Cette nouvelle tromperie est juste la même que les anciennes. Elle consiste essentiellement à remplacer l’activité de notre raison et de notre conscience et celle des hommes qui vivaient avant nous, par quelque chose d’extérieur : selon la doctrine de l’Église, ce quelque chose d’extérieur était la révélation ; dans la doctrine scientifique, c’est l’observation.

Le piège de cette science consiste en ceci : désignant aux hommes les écarts les plus grossiers de l’activité de la raison et de la conscience humaines, détruire la foi en elles, et, masquant la tromperie vêtue de la théorie scientifique, les convaincre qu’en étudiant les phénomènes extérieurs, ils étudient des faits indiscutables tels que les révélera la loi de la vie humaine. La dépravation intellectuelle consiste en ceci : en s’adaptant la croyance que les objets qui sont soumis à la conscience et à la raison sont sujets à l’observation, les hommes perdent la conscience du bien et du mal et deviennent incapables de comprendre l’expression et la définition du bien et du mal élaborées par toute la vie antérieure de l’humanité. Tout cela, en leur jargon, est conditionnel et subjectif. Tout cela disent-ils est à laisser. On ne peut pas comprendre la vérité par la raison, car on peut se tromper, mais il y a une autre voie sûre et presque mécanique. Il faut étudier les faits en se basant sur une théorie scientifique, c’est-à-dire sur deux hypothèses sans fondement : le positivisme et l’évolutionnisme qu’on donne pour la vérité indiscutable.

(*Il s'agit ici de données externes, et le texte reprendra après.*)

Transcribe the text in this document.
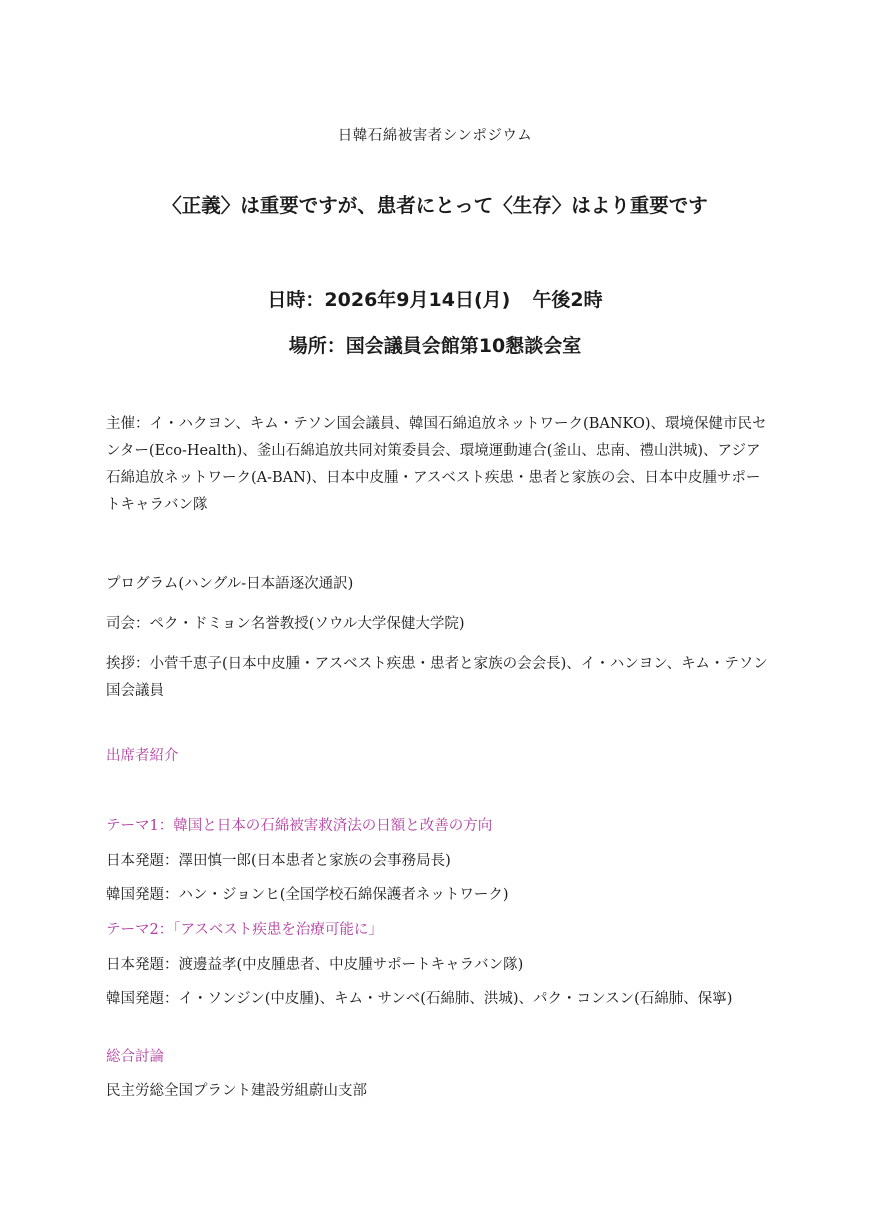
日韓石綿被害者シンポジウム
〈正義〉は重要ですが、患者にとって〈生存〉はより重要です
日時：2026年9月14日(月) 午後2時
場所：国会議員会館第10懇談会室
主催：イ・ハクヨン、キム・テソン国会議員、韓国石綿追放ネットワーク(BANKO)、環境保健市民センター(Eco-Health)、釜山石綿追放共同対策委員会、環境運動連合(釜山、忠南、禮山洪城)、アジア石綿追放ネットワーク(A-BAN)、日本中皮腫・アスベスト疾患・患者と家族の会、日本中皮腫サポートキャラバン隊
プログラム(ハングル-日本語逐次通訳)
司会：ペク・ドミョン名誉教授(ソウル大学保健大学院)
挨拶：小菅千恵子(日本中皮腫・アスベスト疾患・患者と家族の会会長)、イ・ハンヨン、キム・テソン国会議員
出席者紹介
テーマ1：韓国と日本の石綿被害救済法の日額と改善の方向
日本発題：澤田慎一郎(日本患者と家族の会事務局長)
韓国発題：ハン・ジョンヒ(全国学校石綿保護者ネットワーク)
テーマ2：「アスベスト疾患を治療可能に」
日本発題：渡邊益孝(中皮腫患者、中皮腫サポートキャラバン隊)
韓国発題：イ・ソンジン(中皮腫)、キム・サンベ(石綿肺、洪城)、パク・コンスン(石綿肺、保寧)
総合討論
民主労総全国プラント建設労組蔚山支部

La science régnante, avec une solennité non moindre que celle de l’Église, déclare que la solution de toutes les questions de la vie n’est possible que par l’étude des faits de la nature et surtout des organismes.

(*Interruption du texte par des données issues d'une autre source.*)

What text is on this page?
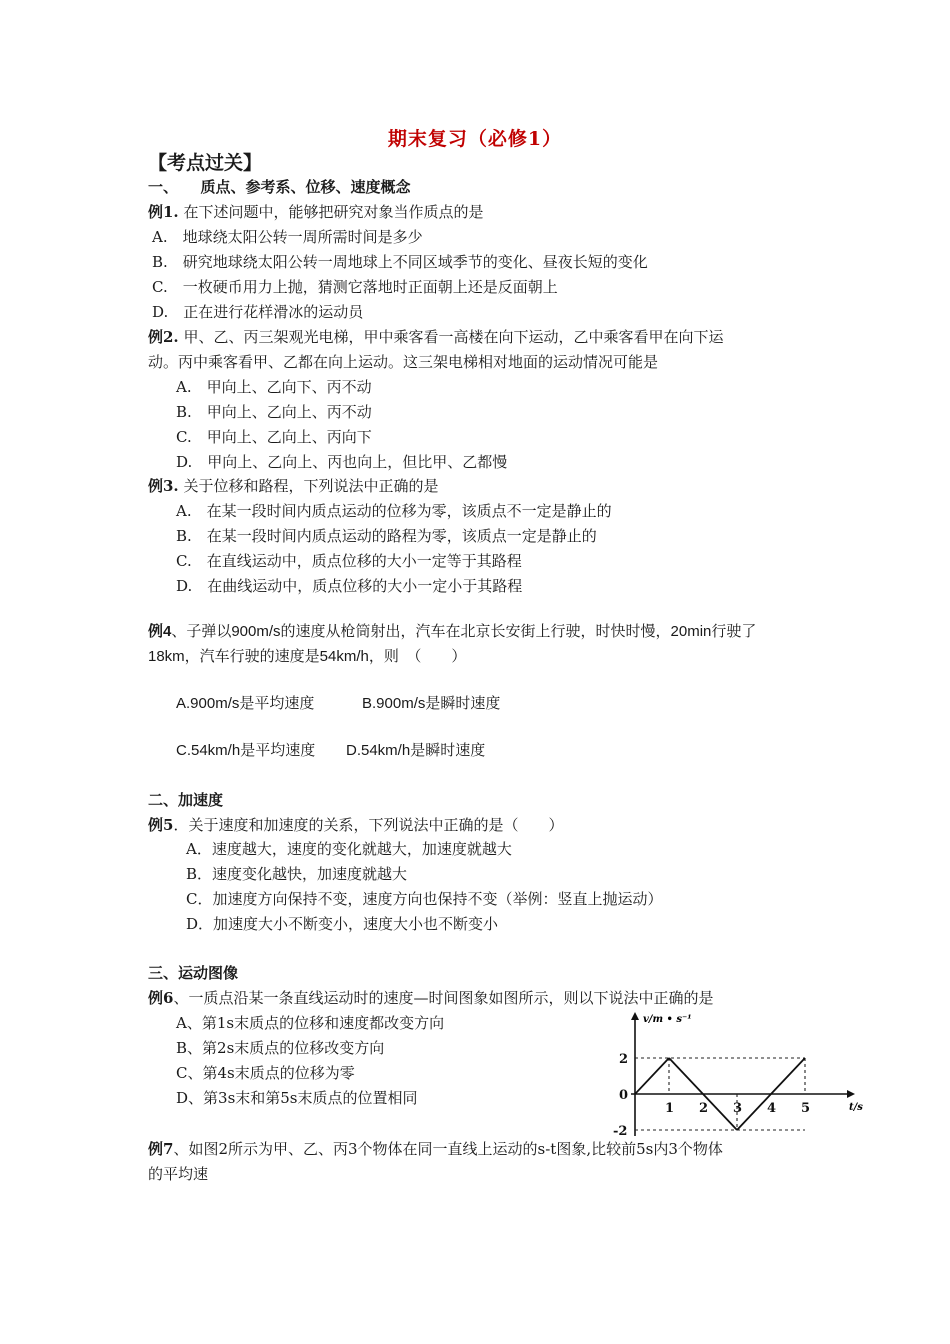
期末复习（必修1）
【考点过关】
一、　　质点、参考系、位移、速度概念
例1. 在下述问题中，能够把研究对象当作质点的是
A.　地球绕太阳公转一周所需时间是多少
B.　研究地球绕太阳公转一周地球上不同区域季节的变化、昼夜长短的变化
C.　一枚硬币用力上抛，猜测它落地时正面朝上还是反面朝上
D.　正在进行花样滑冰的运动员
例2. 甲、乙、丙三架观光电梯，甲中乘客看一高楼在向下运动，乙中乘客看甲在向下运
动。丙中乘客看甲、乙都在向上运动。这三架电梯相对地面的运动情况可能是
A.　甲向上、乙向下、丙不动
B.　甲向上、乙向上、丙不动
C.　甲向上、乙向上、丙向下
D.　甲向上、乙向上、丙也向上，但比甲、乙都慢
例3. 关于位移和路程，下列说法中正确的是
A.　在某一段时间内质点运动的位移为零，该质点不一定是静止的
B.　在某一段时间内质点运动的路程为零，该质点一定是静止的
C.　在直线运动中，质点位移的大小一定等于其路程
D.　在曲线运动中，质点位移的大小一定小于其路程
例4、子弹以900m/s的速度从枪筒射出，汽车在北京长安街上行驶，时快时慢，20min行驶了
18km，汽车行驶的速度是54km/h，则　（　　）
A.900m/s是平均速度	B.900m/s是瞬时速度
C.54km/h是平均速度 D.54km/h是瞬时速度
二、加速度
例5．关于速度和加速度的关系，下列说法中正确的是（　　）
A．速度越大，速度的变化就越大，加速度就越大
B．速度变化越快，加速度就越大
C．加速度方向保持不变，速度方向也保持不变（举例：竖直上抛运动）
D．加速度大小不断变小，速度大小也不断变小
三、运动图像
例6、一质点沿某一条直线运动时的速度—时间图象如图所示，则以下说法中正确的是
A、第1s末质点的位移和速度都改变方向
B、第2s末质点的位移改变方向
C、第4s末质点的位移为零
D、第3s末和第5s末质点的位置相同
1 2 3 4 5
2
0
-2
v/m • s⁻¹
t/s
例7、如图2所示为甲、乙、丙3个物体在同一直线上运动的s-t图象,比较前5s内3个物体
的平均速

La foule crédule de la jeunesse, étonnée par la nouveauté de cette autorité, que la critique, non seulement n’anéantit pas, mais même n’attaque pas, se jette dans l’étude des faits de la science naturelle, dans cette seule voie qui, selon l’affirmation de la doctrine régnante, peut amener à l’explication des questions de la vie.

Mais plus les élèves avancent dans cette étude, plus s’éloignent d’eux, non seulement la possibilité, mais l’idée même de la solution des questions de la vie ; et plus ils s’habituent à moins observer qu’à croire sur parole les observations des autres, (croire en la cellule, au protoplasme, au quatrième état des corps, etc.) ; plus ils croient, plus la forme masque le contenu, plus ils perdent la conscience du bien et du mal et la capacité de comprendre les expressions et les définitions du bien et du mal élaborées par toute la vie antérieure de l’humanité ; plus ils adoptent l’argot spécial, scientifique, des expressions nouvelles qui n’ont pas de sens humain, plus ils s’égarent dans les bosquets des observations que rien n’éclaire, plus ils perdent la capacité de penser d’une façon originale et même de comprendre une pensée d’autrui, fraîche, claire, qui se trouve en dehors de leur talmud ; et surtout ils passent les meilleures années dans la désaccoutumance de la vie, c’est-à-dire du travail, ils sont habitués à croire leur situation justifiée et deviennent, physiquement, des parasites bons à rien. Comme les théologiens, les talmudistes, ils se déforment le cerveau et deviennent des eunuques de la pensée. En même temps qu’ils s’abêtissent, ils acquièrent la suffisance qui les prive déjà pour toujours du retour aux réflexions simples, claires, humaines.